Reputation: 459
I need to know if the words are monosyllabic or polysyllabic. The way I am going to apply to find out is by counting the number of blocks of vowels.
I tried with this regex, but does not work well with all the words
number_of_vowels=match($1,"[aouöüeiáóúőűéí]?[aouöüeiáóúőűéí]");
In
könyvtaár
könyvter
hozzászóles
mű
cikk
ős
Desired output
könyvtaár 2 polysyllabic
könyvter 2 polysyllabic
hozzászóles 4 polysyllabic
mű 1 monosyllabic
cikk 1 monosyllabic
ős 1 monosyllabic
Now I'm using this regex
a=match($1,"[aouöüeiáóúőűéí]+");
And for this word "hozzászóles" it's giving me 2, not 4.
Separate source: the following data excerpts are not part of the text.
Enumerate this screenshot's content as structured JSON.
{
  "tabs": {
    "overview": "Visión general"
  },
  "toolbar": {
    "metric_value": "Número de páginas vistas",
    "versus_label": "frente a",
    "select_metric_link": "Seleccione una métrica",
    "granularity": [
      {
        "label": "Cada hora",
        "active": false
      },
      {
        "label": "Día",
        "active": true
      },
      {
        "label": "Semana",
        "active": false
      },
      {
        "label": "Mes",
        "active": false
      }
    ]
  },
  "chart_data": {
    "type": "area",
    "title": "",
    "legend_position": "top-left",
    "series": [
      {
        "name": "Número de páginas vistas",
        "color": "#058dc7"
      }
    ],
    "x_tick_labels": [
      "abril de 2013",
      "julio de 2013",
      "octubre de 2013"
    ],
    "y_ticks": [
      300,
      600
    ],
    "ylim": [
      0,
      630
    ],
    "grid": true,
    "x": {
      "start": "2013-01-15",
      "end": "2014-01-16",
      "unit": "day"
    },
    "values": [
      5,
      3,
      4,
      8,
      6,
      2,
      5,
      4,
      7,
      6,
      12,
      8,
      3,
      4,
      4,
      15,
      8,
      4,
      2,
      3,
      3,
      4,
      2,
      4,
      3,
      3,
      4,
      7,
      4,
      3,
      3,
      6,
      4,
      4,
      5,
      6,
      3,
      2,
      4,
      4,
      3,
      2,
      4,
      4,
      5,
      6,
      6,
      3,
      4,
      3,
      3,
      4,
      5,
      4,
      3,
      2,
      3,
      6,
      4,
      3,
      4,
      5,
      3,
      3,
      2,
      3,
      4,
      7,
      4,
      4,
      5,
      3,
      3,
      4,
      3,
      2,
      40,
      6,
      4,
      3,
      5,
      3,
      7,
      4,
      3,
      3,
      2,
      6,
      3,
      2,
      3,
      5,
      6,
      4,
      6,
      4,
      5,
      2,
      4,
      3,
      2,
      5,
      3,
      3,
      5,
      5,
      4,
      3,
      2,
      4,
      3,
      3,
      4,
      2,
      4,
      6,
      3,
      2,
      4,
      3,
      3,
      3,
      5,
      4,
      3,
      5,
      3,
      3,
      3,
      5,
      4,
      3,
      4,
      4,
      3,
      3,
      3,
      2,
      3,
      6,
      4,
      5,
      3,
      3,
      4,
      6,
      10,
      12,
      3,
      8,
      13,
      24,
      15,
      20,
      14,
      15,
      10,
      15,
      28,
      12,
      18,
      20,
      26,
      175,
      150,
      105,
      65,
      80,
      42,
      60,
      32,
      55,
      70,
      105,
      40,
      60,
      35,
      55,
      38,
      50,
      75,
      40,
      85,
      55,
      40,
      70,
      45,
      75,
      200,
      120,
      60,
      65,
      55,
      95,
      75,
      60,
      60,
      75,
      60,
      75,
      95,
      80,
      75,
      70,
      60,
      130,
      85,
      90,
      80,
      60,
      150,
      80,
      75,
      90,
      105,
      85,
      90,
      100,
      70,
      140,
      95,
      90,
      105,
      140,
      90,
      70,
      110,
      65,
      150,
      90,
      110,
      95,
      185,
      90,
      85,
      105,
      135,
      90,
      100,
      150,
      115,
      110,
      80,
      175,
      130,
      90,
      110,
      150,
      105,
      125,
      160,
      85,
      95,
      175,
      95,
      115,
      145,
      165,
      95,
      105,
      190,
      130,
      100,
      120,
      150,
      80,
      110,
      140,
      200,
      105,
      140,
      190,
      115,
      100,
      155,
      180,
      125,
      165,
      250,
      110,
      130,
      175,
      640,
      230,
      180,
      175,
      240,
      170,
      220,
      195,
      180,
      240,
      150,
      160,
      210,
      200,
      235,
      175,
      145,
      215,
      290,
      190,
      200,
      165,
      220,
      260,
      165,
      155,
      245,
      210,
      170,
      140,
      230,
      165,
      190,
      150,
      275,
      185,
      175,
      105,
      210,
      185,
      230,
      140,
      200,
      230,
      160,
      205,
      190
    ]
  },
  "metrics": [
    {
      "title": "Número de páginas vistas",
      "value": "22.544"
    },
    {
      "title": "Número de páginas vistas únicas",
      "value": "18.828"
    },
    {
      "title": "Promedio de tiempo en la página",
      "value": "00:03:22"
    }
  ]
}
For more information, these are de consonats "b c cs d dz dzs f g gy h j k l ly m n ny p q r s sz t ty v w x y z zs"
Upvotes: 0
Views: 217
Reputation: 785481
You can use this awk command:
awk -F '[aouöüeiáóúőűéí]+' 'NF{
print $0, NF-1, (NF>2) ? "polysyllabic" : "monosyllabic"}' file | column -t
Output:
könyvtaár 2 polysyllabic
könyvter 2 polysyllabic
hozzászóles 4 polysyllabic
mű 1 monosyllabic
cikk 1 monosyllabic
ős 1 monosyllabic
Upvotes: 2
Reputation: 203985
If you want to use an awk function to count occurrences of a regep (e.g. if it's part of a larger script) then you need to use split()
or gsub()
, not match()
:
$ awk '{a=split($0,t,/[aouöüeiáóúőűéí]+/); print $0, a-1, (a>2?"poly":"mono")"syllabic"}' file
könyvtaár 2 polysyllabic
könyvter 2 polysyllabic
hozzászóles 4 polysyllabic
mű 1 monosyllabic
cikk 1 monosyllabic
ős 1 monosyllabic
$ awk '{t=$0; a=gsub(/[aouöüeiáóúőűéí]+/,"",t); print $0, a, (a>1?"poly":"mono")"syllabic"}' file
könyvtaár 2 polysyllabic
könyvter 2 polysyllabic
hozzászóles 4 polysyllabic
mű 1 monosyllabic
cikk 1 monosyllabic
ős 1 monosyllabic
but if you don't need a function to do it then just use @anubhava's approach.
Upvotes: 0